The idea was modest and all three of them excitedly agreed; let’s have nurses from various countries meet for a coffee session during the ESO/WSO Conference 2020 in Vienna and see what can be developed from there.  
 
“I understand that this idea represents something of great value in this very special year - the International Year of the Nurse. Highlighting the importance of country-sharing in order to standardize nursing care in stroke in Europe and the benefit it can bring to Portugal, as we are missing national formal guidelines for nursing care in stroke.” - Susana Salselas
 
It remains to be seen whether the pandemic will allow this to take place in November. Nonetheless, the three nurses decided not to wait and have already established their first connection through online conferencing together with their Angels Consultants.  
 
 
Though it was still exploratory in nature, the short meeting resulted in many promising ideas on various topics. It quickly became obvious there is a lot they can learn from each other among just the three of them, and the group was eager to learn even more from countries that are more advanced and provide guidance to colleagues from countries that are less organized. 
 
"I think it is a great opportunity to be in touch with other nurses across Europe so we can share our experiences, ideas, protocols, and models that have worked in their countries. We can even collaborate in the future in multicentric, international studies to be able to provide more evidence to nursing stroke care".– Estella San Juan
 
As with SEDENE in Spain, a national society or committee would tremendously help in streamlining guidelines, protocols and coordination of relevant trainings and events, in addition to creating a sense of community with a common goal. It would also open an easier path to efforts which require input or coordination at an international level, namely the much-coveted international stroke nursing guideline.  
 
There certainly wasn’t enough time for groundbreaking progress to be made in this first discussion.
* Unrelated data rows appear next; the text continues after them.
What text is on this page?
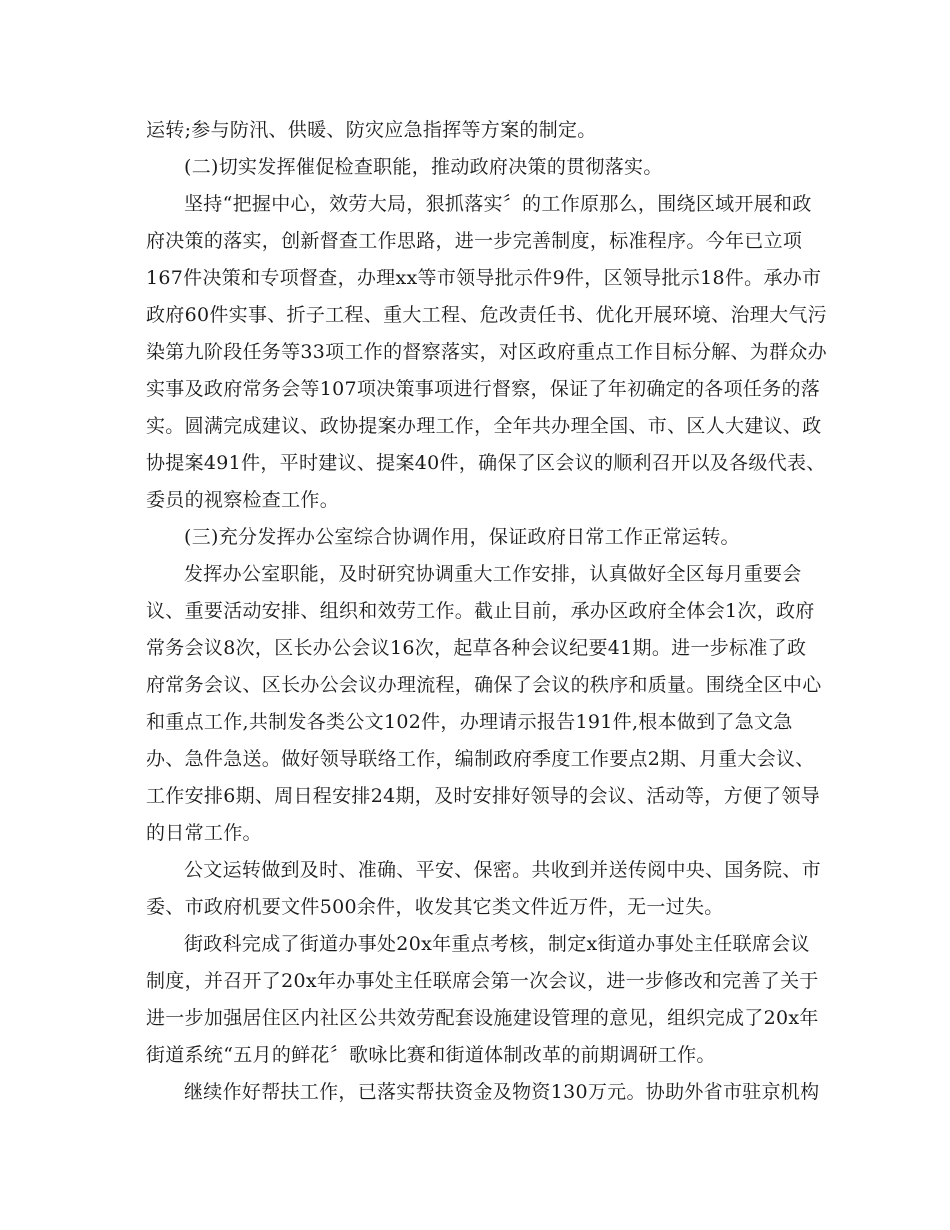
运转;参与防汛、供暖、防灾应急指挥等方案的制定。

(二)切实发挥催促检查职能，推动政府决策的贯彻落实。

坚持“把握中心，效劳大局，狠抓落实〞的工作原那么，围绕区域开展和政

府决策的落实，创新督查工作思路，进一步完善制度，标准程序。今年已立项

167件决策和专项督查，办理xx等市领导批示件9件，区领导批示18件。承办市

政府60件实事、折子工程、重大工程、危改责任书、优化开展环境、治理大气污

染第九阶段任务等33项工作的督察落实，对区政府重点工作目标分解、为群众办

实事及政府常务会等107项决策事项进行督察，保证了年初确定的各项任务的落

实。圆满完成建议、政协提案办理工作，全年共办理全国、市、区人大建议、政

协提案491件，平时建议、提案40件，确保了区会议的顺利召开以及各级代表、

委员的视察检查工作。

(三)充分发挥办公室综合协调作用，保证政府日常工作正常运转。

发挥办公室职能，及时研究协调重大工作安排，认真做好全区每月重要会

议、重要活动安排、组织和效劳工作。截止目前，承办区政府全体会1次，政府

常务会议8次，区长办公会议16次，起草各种会议纪要41期。进一步标准了政

府常务会议、区长办公会议办理流程，确保了会议的秩序和质量。围绕全区中心

和重点工作,共制发各类公文102件，办理请示报告191件,根本做到了急文急

办、急件急送。做好领导联络工作，编制政府季度工作要点2期、月重大会议、

工作安排6期、周日程安排24期，及时安排好领导的会议、活动等，方便了领导

的日常工作。

公文运转做到及时、准确、平安、保密。共收到并送传阅中央、国务院、市

委、市政府机要文件500余件，收发其它类文件近万件，无一过失。

街政科完成了街道办事处20x年重点考核，制定x街道办事处主任联席会议

制度，并召开了20x年办事处主任联席会第一次会议，进一步修改和完善了关于

进一步加强居住区内社区公共效劳配套设施建设管理的意见，组织完成了20x年

街道系统“五月的鲜花〞歌咏比赛和街道体制改革的前期调研工作。

继续作好帮扶工作，已落实帮扶资金及物资130万元。协助外省市驻京机构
However, the self-titled Angels Nurse Task Force have agreed to focus on the following: 
  1. Establish relationships among Angels nurses at national and international level 
  2. Establish an online communication platform for sharing of resources and informal discussions among Angels nurses
  3. Promote sharing of experience and good practices, for example through webinars
  4. Advocate for large scale improvements such as advanced trainings or standardized guidelines for stroke nurses

“I am very enthusiastic for this initiative that represents a great opportunity for nurses, both to improve the nursing practices of patients affected by stroke and to enhance their role in the care team.” – Antonella Urso

It is a humble beginning but if the history of SEDENE is anything to go by, we may be witnessing the start of a very important success story for stroke nurses everywhere.